I saw that video some time ago when I was searching for ideas for a hobby. It is very cool. Not sure if it's real or computer generated...does anyone know?

Thanks for posting it...I like that kind of stuff.

black85vette...the answer is YES...but not now!!! The embedded project at work is causing loss of sleep...won't be over until at least July...then six months to recover...but then another work project...hm...let's talk when I retire.


----------



## shred (Feb 19, 2010)

zeeprogrammer  said:
			
		

> I saw that video some time ago when I was searching for ideas for a hobby. It is very cool. Not sure if it's real or computer generated...does anyone know?
> 
> Thanks for posting it...I like that kind of stuff.


Alas it is computer generated and not real. http://www.snopes.com/photos/arts/musicmachine.asp


----------



## Bernd (Feb 20, 2010)

Here's were it originated from. There are more examples at the site.

http://www.animusic.com/previews/animusic1.php

Bernd


----------



## johnthomp (Apr 22, 2010)

zeeprogrammer  said:
			
		

> I saw that video some time ago when I was searching for ideas for a hobby. It is very cool.
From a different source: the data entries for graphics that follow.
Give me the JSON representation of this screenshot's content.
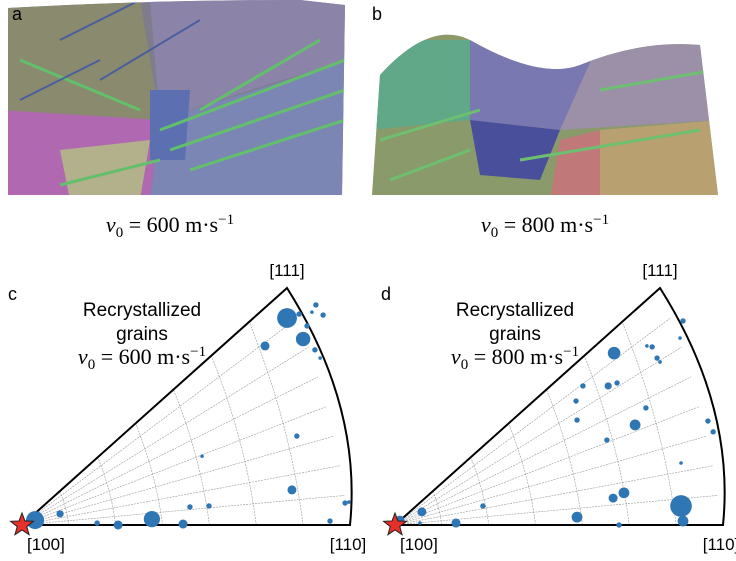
{
  "maps": [
    {
      "label": "a",
      "caption": {
        "var": "v",
        "sub": "0",
        "text": " = 600 m·s",
        "sup": "−1"
      }
    },
    {
      "label": "b",
      "caption": {
        "var": "v",
        "sub": "0",
        "text": " = 800 m·s",
        "sup": "−1"
      }
    }
  ],
  "chart_data": [
    {
      "type": "scatter",
      "panel_label": "c",
      "annotation": [
        "Recrystallized",
        "grains"
      ],
      "caption": {
        "var": "v",
        "sub": "0",
        "text": " = 600 m·s",
        "sup": "−1"
      },
      "corners": [
        "[100]",
        "[110]",
        "[111]"
      ],
      "color": "#2f77b4",
      "xlim": [
        0,
        1
      ],
      "ylim": [
        0,
        1
      ],
      "x": [
        0.04,
        0.116,
        0.229,
        0.293,
        0.396,
        0.491,
        0.512,
        0.57,
        0.549,
        0.823,
        0.838,
        0.741,
        0.808,
        0.857,
        0.845,
        0.869,
        0.896,
        0.884,
        0.918,
        0.893,
        0.909,
        0.985,
        0.997,
        0.939
      ],
      "y": [
        0.015,
        0.034,
        0.006,
        0.0,
        0.018,
        0.003,
        0.055,
        0.058,
        0.21,
        0.107,
        0.271,
        0.546,
        0.631,
        0.567,
        0.643,
        0.607,
        0.671,
        0.649,
        0.64,
        0.534,
        0.509,
        0.067,
        0.07,
        0.012
      ],
      "sizes": [
        10,
        4,
        3,
        5,
        9,
        5,
        3,
        3,
        2,
        5,
        3,
        5,
        11,
        8,
        3,
        3,
        3,
        2,
        3,
        3,
        2,
        3,
        2,
        3
      ]
    },
    {
      "type": "scatter",
      "panel_label": "d",
      "annotation": [
        "Recrystallized",
        "grains"
      ],
      "caption": {
        "var": "v",
        "sub": "0",
        "text": " = 800 m·s",
        "sup": "−1"
      },
      "corners": [
        "[100]",
        "[110]",
        "[111]"
      ],
      "color": "#2f77b4",
      "xlim": [
        0,
        1
      ],
      "ylim": [
        0,
        1
      ],
      "x": [
        0.015,
        0.082,
        0.186,
        0.268,
        0.555,
        0.665,
        0.698,
        0.683,
        0.872,
        0.878,
        0.872,
        0.732,
        0.646,
        0.552,
        0.555,
        0.573,
        0.65,
        0.677,
        0.668,
        0.765,
        0.954,
        0.97,
        0.784,
        0.799,
        0.808,
        0.878,
        0.869,
        0.768,
        0.076
      ],
      "y": [
        0.015,
        0.04,
        0.006,
        0.058,
        0.024,
        0.082,
        0.098,
        0.0,
        0.058,
        0.012,
        0.189,
        0.305,
        0.259,
        0.378,
        0.32,
        0.424,
        0.424,
        0.433,
        0.524,
        0.357,
        0.317,
        0.284,
        0.543,
        0.509,
        0.497,
        0.622,
        0.57,
        0.546,
        0.006
      ],
      "sizes": [
        5,
        5,
        5,
        3,
        6,
        5,
        6,
        3,
        12,
        6,
        2,
        6,
        3,
        3,
        3,
        3,
        4,
        3,
        7,
        3,
        3,
        3,
        3,
        3,
        2,
        3,
        2,
        2,
        2
      ]
    }
  ]
}
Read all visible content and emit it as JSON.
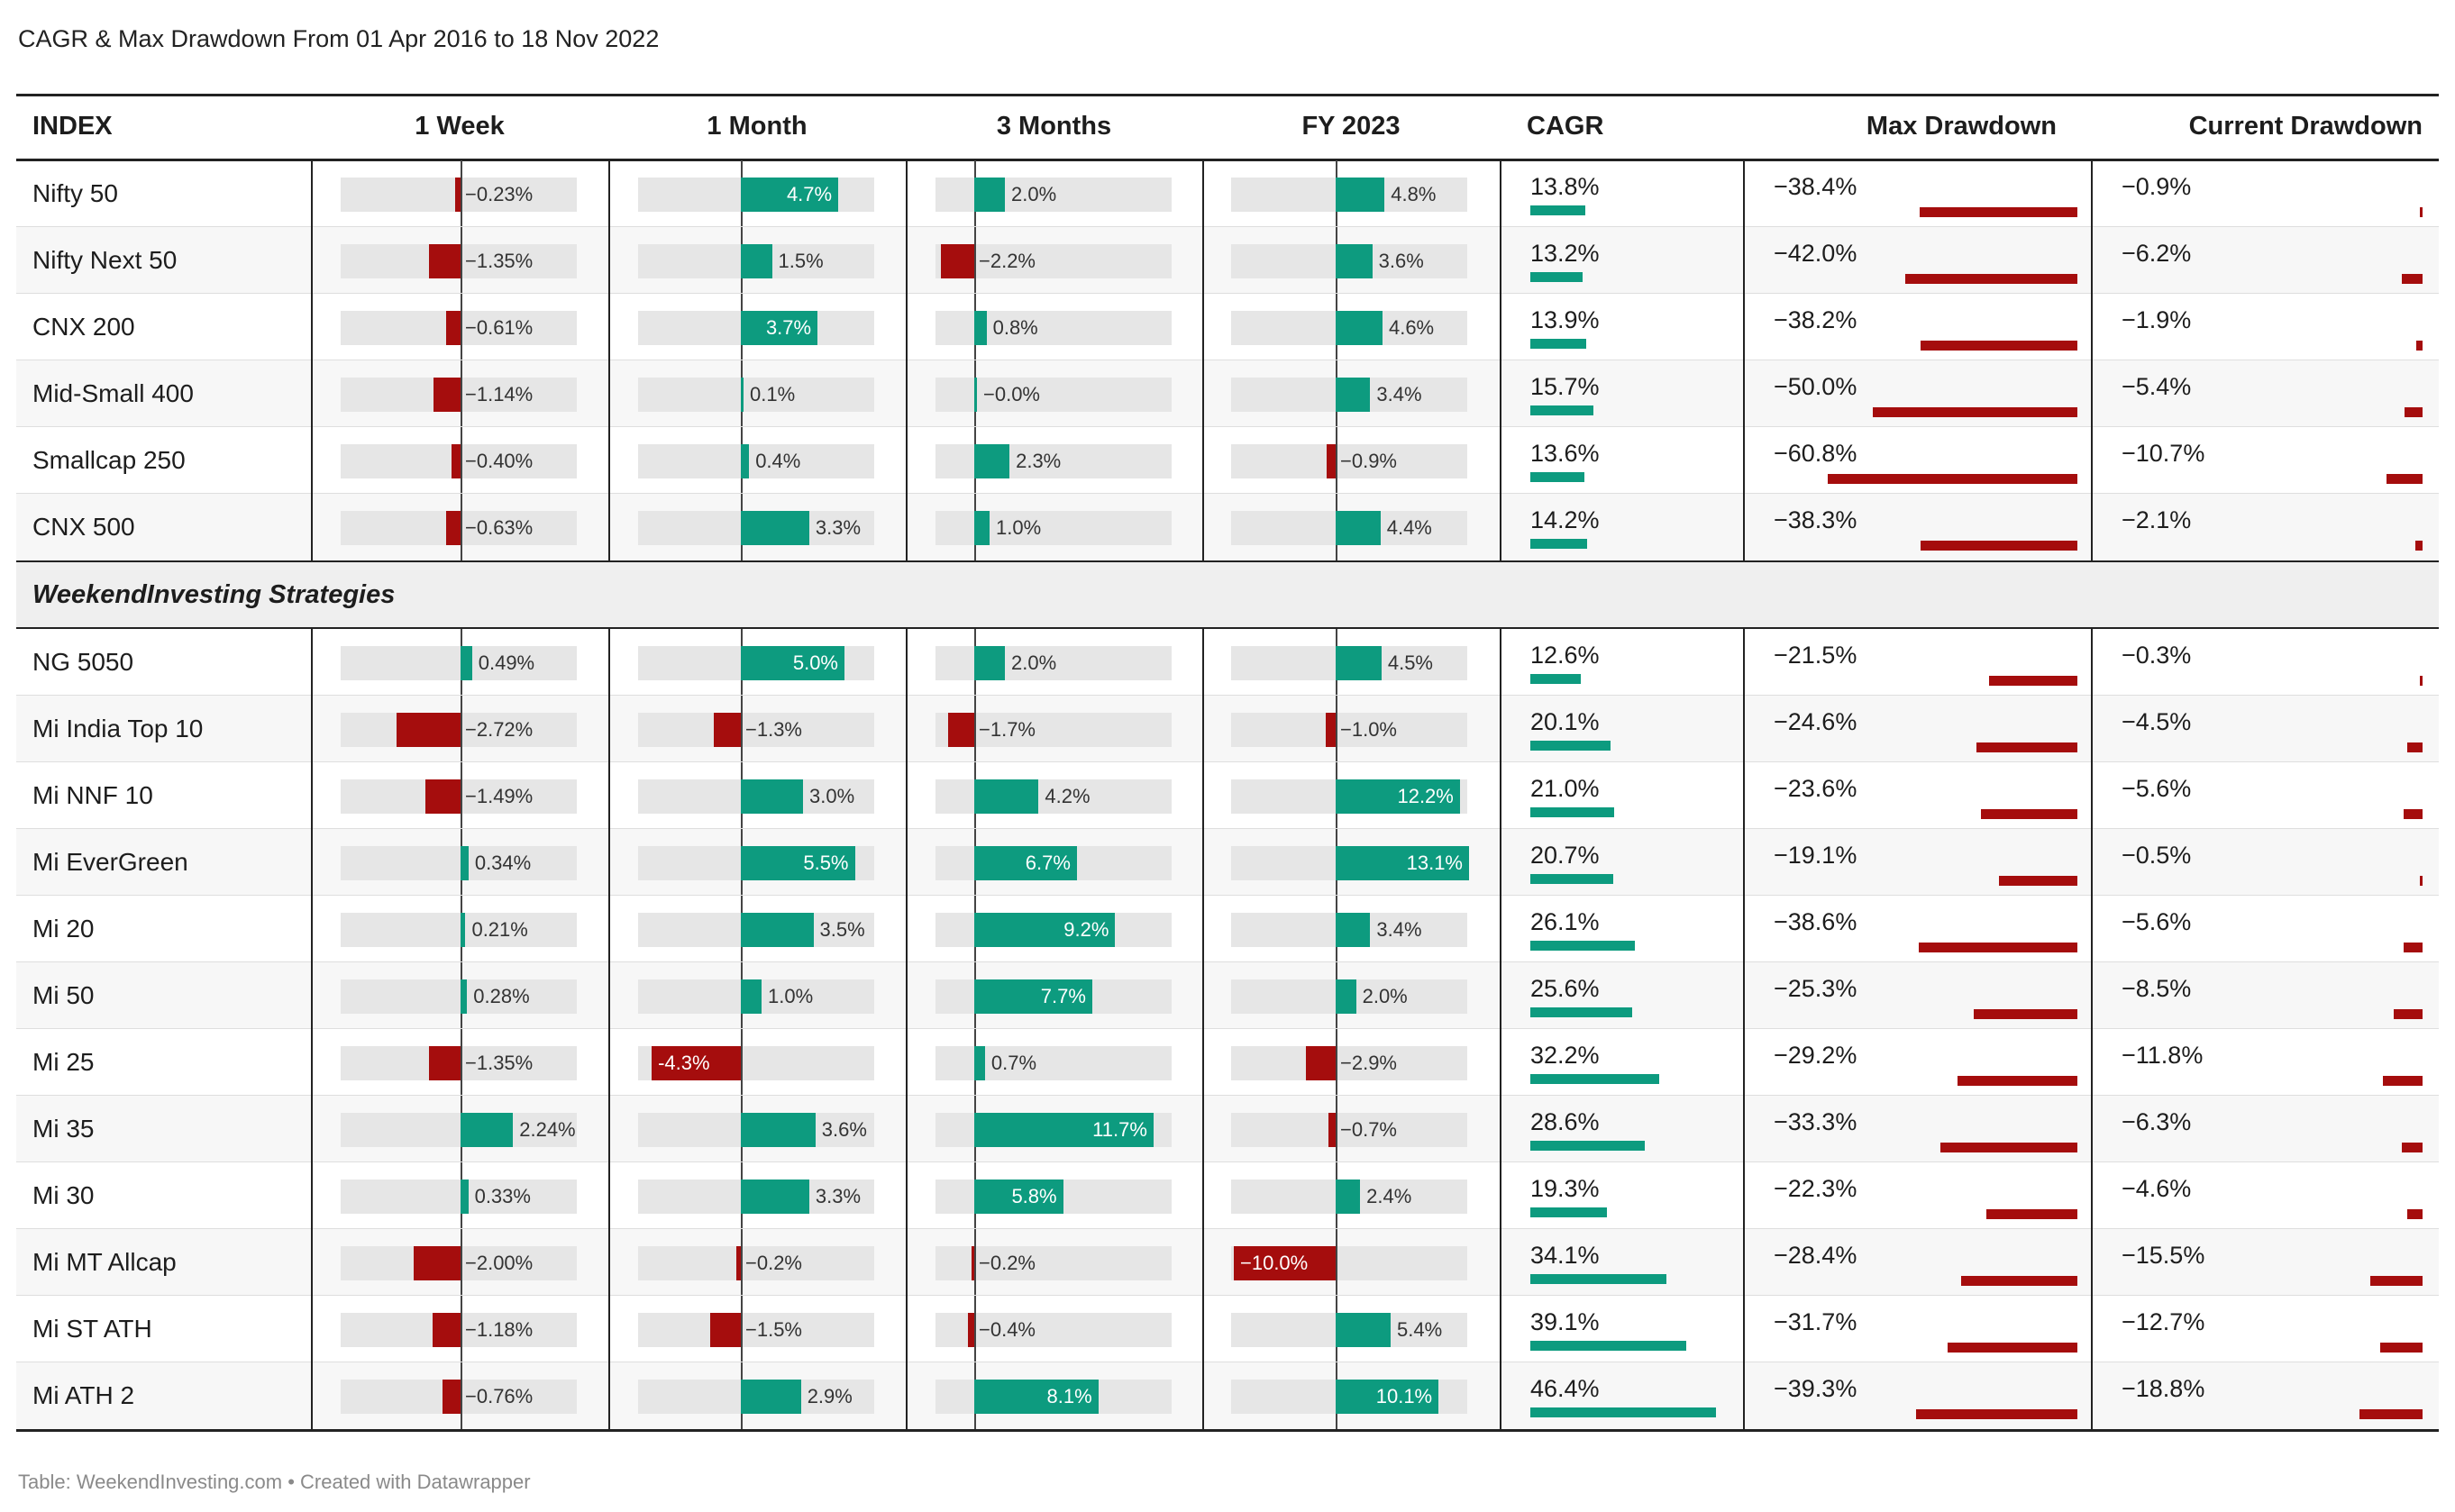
{
  "title": "CAGR & Max Drawdown From 01 Apr 2016 to 18 Nov 2022",
  "footer": "Table: WeekendInvesting.com • Created with Datawrapper",
  "colors": {
    "positive": "#0d9b7f",
    "negative": "#a50d0d",
    "track": "#e6e6e6"
  },
  "headers": {
    "index": "INDEX",
    "week": "1 Week",
    "month": "1 Month",
    "months3": "3 Months",
    "fy": "FY 2023",
    "cagr": "CAGR",
    "max_dd": "Max Drawdown",
    "cur_dd": "Current Drawdown"
  },
  "group_label": "WeekendInvesting Strategies",
  "chart_data": {
    "type": "table",
    "columns": [
      "INDEX",
      "1 Week",
      "1 Month",
      "3 Months",
      "FY 2023",
      "CAGR",
      "Max Drawdown",
      "Current Drawdown"
    ],
    "groups": [
      {
        "name": "",
        "rows": [
          {
            "name": "Nifty 50",
            "week": "−0.23%",
            "month": "4.7%",
            "m3": "2.0%",
            "fy": "4.8%",
            "cagr": "13.8%",
            "maxdd": "−38.4%",
            "curdd": "−0.9%"
          },
          {
            "name": "Nifty Next 50",
            "week": "−1.35%",
            "month": "1.5%",
            "m3": "−2.2%",
            "fy": "3.6%",
            "cagr": "13.2%",
            "maxdd": "−42.0%",
            "curdd": "−6.2%"
          },
          {
            "name": "CNX 200",
            "week": "−0.61%",
            "month": "3.7%",
            "m3": "0.8%",
            "fy": "4.6%",
            "cagr": "13.9%",
            "maxdd": "−38.2%",
            "curdd": "−1.9%"
          },
          {
            "name": "Mid-Small 400",
            "week": "−1.14%",
            "month": "0.1%",
            "m3": "−0.0%",
            "fy": "3.4%",
            "cagr": "15.7%",
            "maxdd": "−50.0%",
            "curdd": "−5.4%"
          },
          {
            "name": "Smallcap 250",
            "week": "−0.40%",
            "month": "0.4%",
            "m3": "2.3%",
            "fy": "−0.9%",
            "cagr": "13.6%",
            "maxdd": "−60.8%",
            "curdd": "−10.7%"
          },
          {
            "name": "CNX 500",
            "week": "−0.63%",
            "month": "3.3%",
            "m3": "1.0%",
            "fy": "4.4%",
            "cagr": "14.2%",
            "maxdd": "−38.3%",
            "curdd": "−2.1%"
          }
        ]
      },
      {
        "name": "WeekendInvesting Strategies",
        "rows": [
          {
            "name": "NG 5050",
            "week": "0.49%",
            "month": "5.0%",
            "m3": "2.0%",
            "fy": "4.5%",
            "cagr": "12.6%",
            "maxdd": "−21.5%",
            "curdd": "−0.3%"
          },
          {
            "name": "Mi India Top 10",
            "week": "−2.72%",
            "month": "−1.3%",
            "m3": "−1.7%",
            "fy": "−1.0%",
            "cagr": "20.1%",
            "maxdd": "−24.6%",
            "curdd": "−4.5%"
          },
          {
            "name": "Mi NNF 10",
            "week": "−1.49%",
            "month": "3.0%",
            "m3": "4.2%",
            "fy": "12.2%",
            "cagr": "21.0%",
            "maxdd": "−23.6%",
            "curdd": "−5.6%"
          },
          {
            "name": "Mi EverGreen",
            "week": "0.34%",
            "month": "5.5%",
            "m3": "6.7%",
            "fy": "13.1%",
            "cagr": "20.7%",
            "maxdd": "−19.1%",
            "curdd": "−0.5%"
          },
          {
            "name": "Mi 20",
            "week": "0.21%",
            "month": "3.5%",
            "m3": "9.2%",
            "fy": "3.4%",
            "cagr": "26.1%",
            "maxdd": "−38.6%",
            "curdd": "−5.6%"
          },
          {
            "name": "Mi 50",
            "week": "0.28%",
            "month": "1.0%",
            "m3": "7.7%",
            "fy": "2.0%",
            "cagr": "25.6%",
            "maxdd": "−25.3%",
            "curdd": "−8.5%"
          },
          {
            "name": "Mi 25",
            "week": "−1.35%",
            "month": "-4.3%",
            "m3": "0.7%",
            "fy": "−2.9%",
            "cagr": "32.2%",
            "maxdd": "−29.2%",
            "curdd": "−11.8%"
          },
          {
            "name": "Mi 35",
            "week": "2.24%",
            "month": "3.6%",
            "m3": "11.7%",
            "fy": "−0.7%",
            "cagr": "28.6%",
            "maxdd": "−33.3%",
            "curdd": "−6.3%"
          },
          {
            "name": "Mi 30",
            "week": "0.33%",
            "month": "3.3%",
            "m3": "5.8%",
            "fy": "2.4%",
            "cagr": "19.3%",
            "maxdd": "−22.3%",
            "curdd": "−4.6%"
          },
          {
            "name": "Mi MT Allcap",
            "week": "−2.00%",
            "month": "−0.2%",
            "m3": "−0.2%",
            "fy": "−10.0%",
            "cagr": "34.1%",
            "maxdd": "−28.4%",
            "curdd": "−15.5%"
          },
          {
            "name": "Mi ST ATH",
            "week": "−1.18%",
            "month": "−1.5%",
            "m3": "−0.4%",
            "fy": "5.4%",
            "cagr": "39.1%",
            "maxdd": "−31.7%",
            "curdd": "−12.7%"
          },
          {
            "name": "Mi ATH 2",
            "week": "−0.76%",
            "month": "2.9%",
            "m3": "8.1%",
            "fy": "10.1%",
            "cagr": "46.4%",
            "maxdd": "−39.3%",
            "curdd": "−18.8%"
          }
        ]
      }
    ]
  }
}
Not sure if it's real or computer generated...does anyone know?
> 
> Thanks for posting it...I like that kind of stuff.
> 
> black85vette...the answer is YES...but not now!!! The embedded project at work is causing loss of sleep...won't be over until at least July...then six months to recover...but then another work project...hm...let's talk when I retire.


 its definately computer generated a fella i did a loft conversion for has the software that does it hes some kind of musician artist who makes his money off musical art such as his computer controlled musical milkfloat wich some science useum gave him 400 grand for not bad !!!!! ( just wish id thought of it first)


----------